Background: コンピュータ断層撮影(CT)で右肝葉の無発生と高度の萎縮を確認し鑑別すること。

方法は以下の通り。 右肝葉のagenesis 3例とsevere atrophy 11例のCT検査について検討した。 3本の肝静脈,2本の主要門脈(必要に応じて分岐を含む),拡張した肝内管,肝左葉および尾状葉の内側および外側セグメントの拡大,後肝胆嚢の存在,萎縮した肝実質の高減衰,結腸肝弯曲の後外側への挿入,右腎臓の上方移動の視認を評価した。

の結果。 無月経の3例では右肝静脈、右門脈、拡張した右肝内管などの構造を認めない。 高度の肝葉萎縮11例では,右門脈(またはその分枝)8例,右肝静脈4例,拡張した右肝内管11例が認められた。 側線部の肥大の程度は、内側線部や尾状葉の大きさと必ずしも反比例して変化しない。 後肝胆嚢は8例(無発生2例、萎縮6例)に認められる。 萎縮した肝実質の肥大化現象は6例で認められた。

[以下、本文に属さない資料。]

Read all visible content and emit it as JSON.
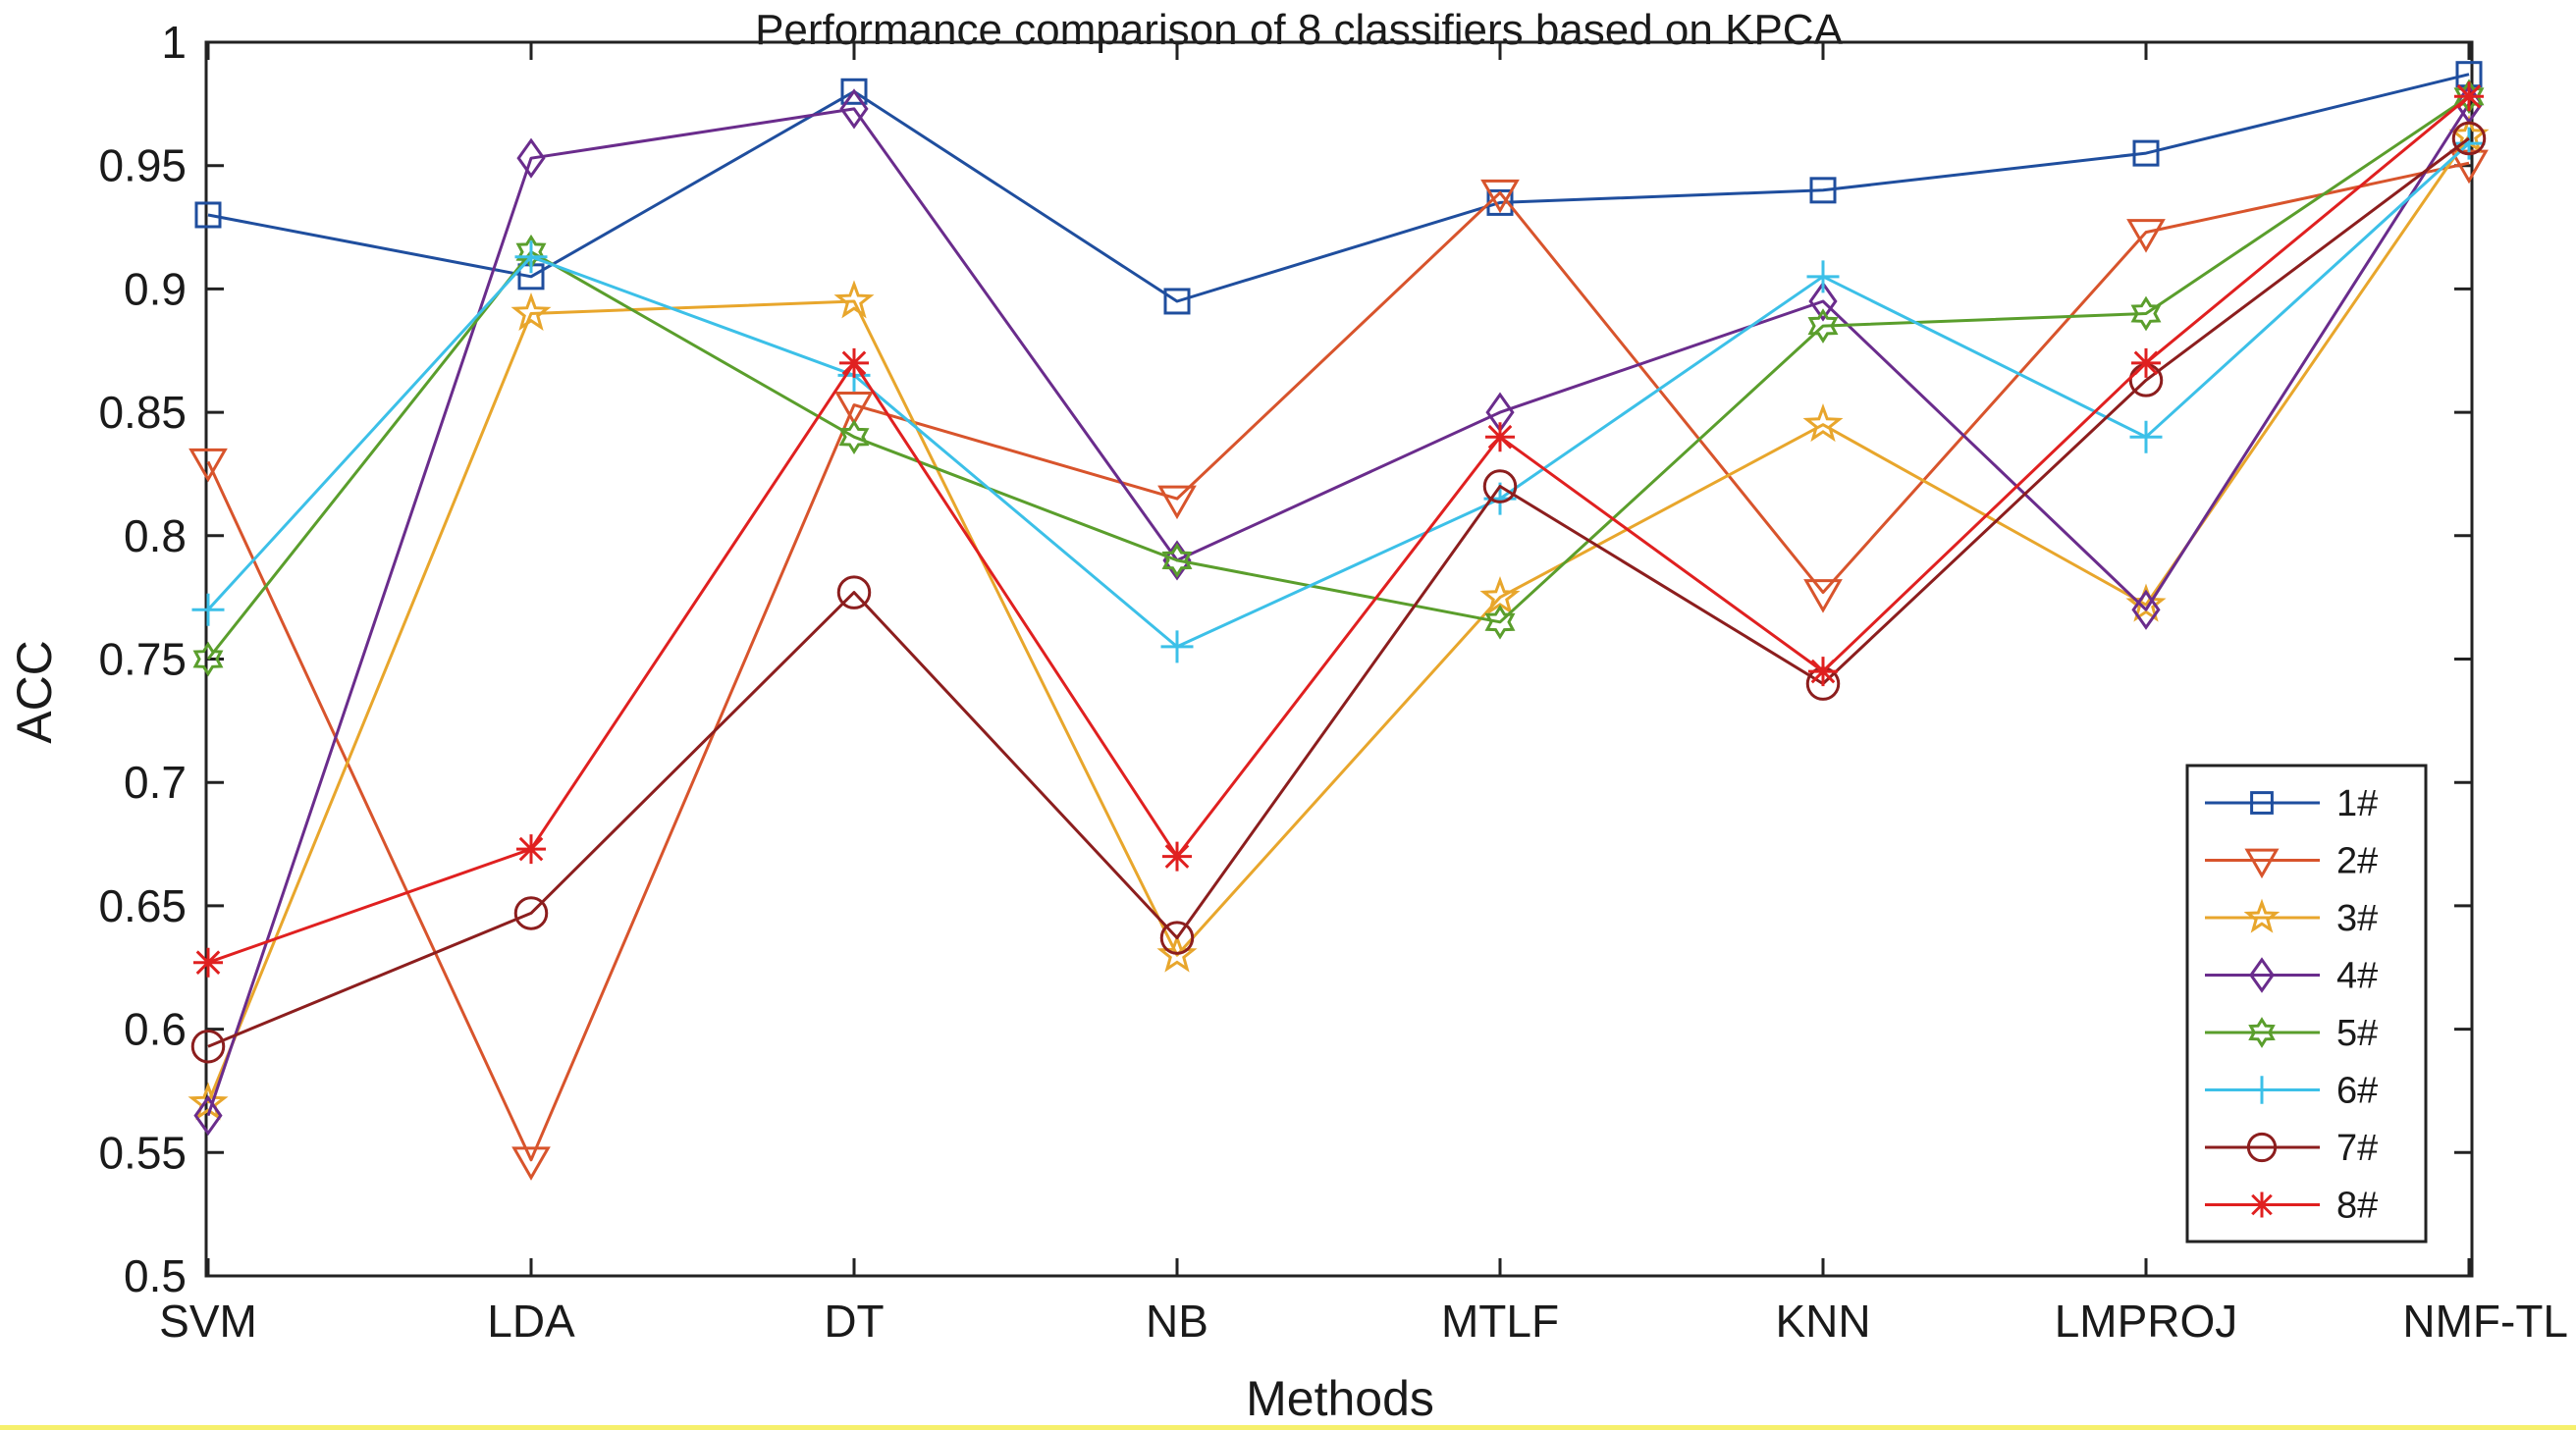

結論 後肝胆嚢や左葉・尾状葉の代償性肥大による著しい肝形成の歪みから肝右葉の奇形が疑われるが,右肝静脈,右門脈とその分岐,右肝内管の拡張がすべて確認できないことがCT上右肝葉奇形の診断の前提条件となる。 高度の肝葉萎縮では、これらの構造の少なくとも1つが認識される。